Jacob Zimmerman has said his client sought to keep personal health and financial information in the deposition private, but also wanted to avoid providing fodder to conspiracy theorists who could pose a threat to Pozner and his family.

Pozner had originally sued Fetzer and his co-editor on “Nobody Died at Sandy Hook,” Mike Palecek, along with Wrongs Without Wremeidies LLC, which published the book under the name Moon Rock Books.

Those defendants later reached out-of-court settlements with Pozner — Wrongs Without Wremedies in June and Palecek last month.

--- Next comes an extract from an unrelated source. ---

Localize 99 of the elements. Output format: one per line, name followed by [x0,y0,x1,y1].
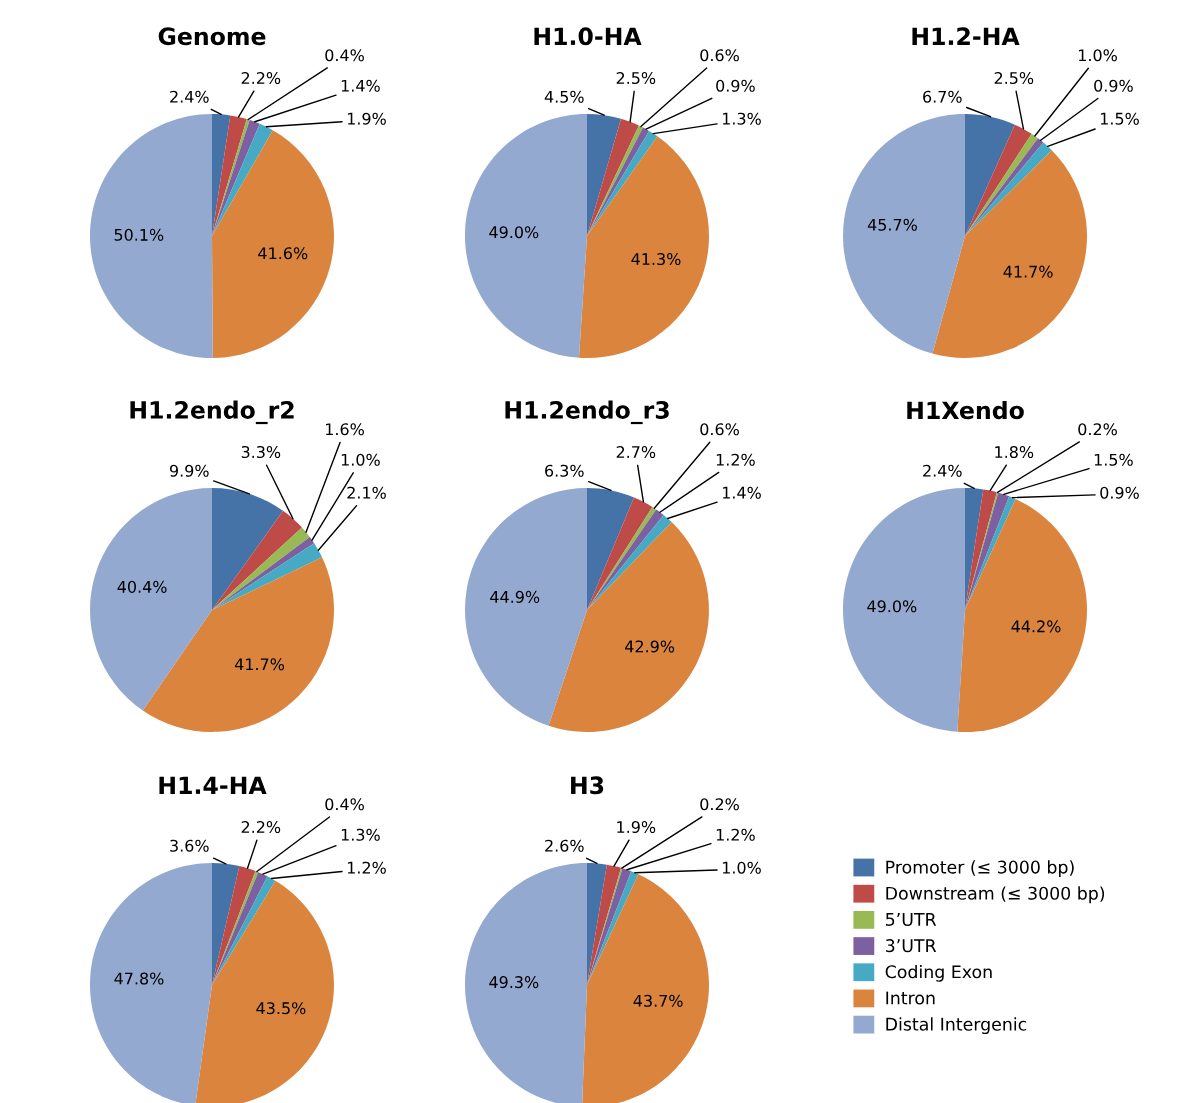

Terms of the settlements were not disclosed.

Palecek, in a statement provided by Jacob Zimmerman, said “the court has ruled that the death certificate of Noah Pozner is not a fabrication as stated in the book ‘Nobody Died at Sandy Hook.’ I accept the court’s ruling without appeal, and I apologize for any resulting distress that I may have caused.”

Earlier this year, National Public Radio reported that Dave Gahary, the principal officer at Moon Rock Books, agreed to stop selling “Nobody Died at Sandy Hook” by the end of June and apologized to Pozner’s family, saying he now believed Pozner was telling the truth about Noah.

During his testimony, Pozner, who moved to Florida in 2013, described his son as a normal, funny child who would sometimes “joke that he would go to work at night while his sisters slept at a taco factory.”

He told the jury that he remembered the large number of people at Noah’s funeral and the heavy law enforcement presence, and said that when viewing his son’s body he wanted to hold his hand, but couldn’t because that was a part of his body hit in the shooting.

“I remember saying goodbye to him and kissing him on his forehead,” he said.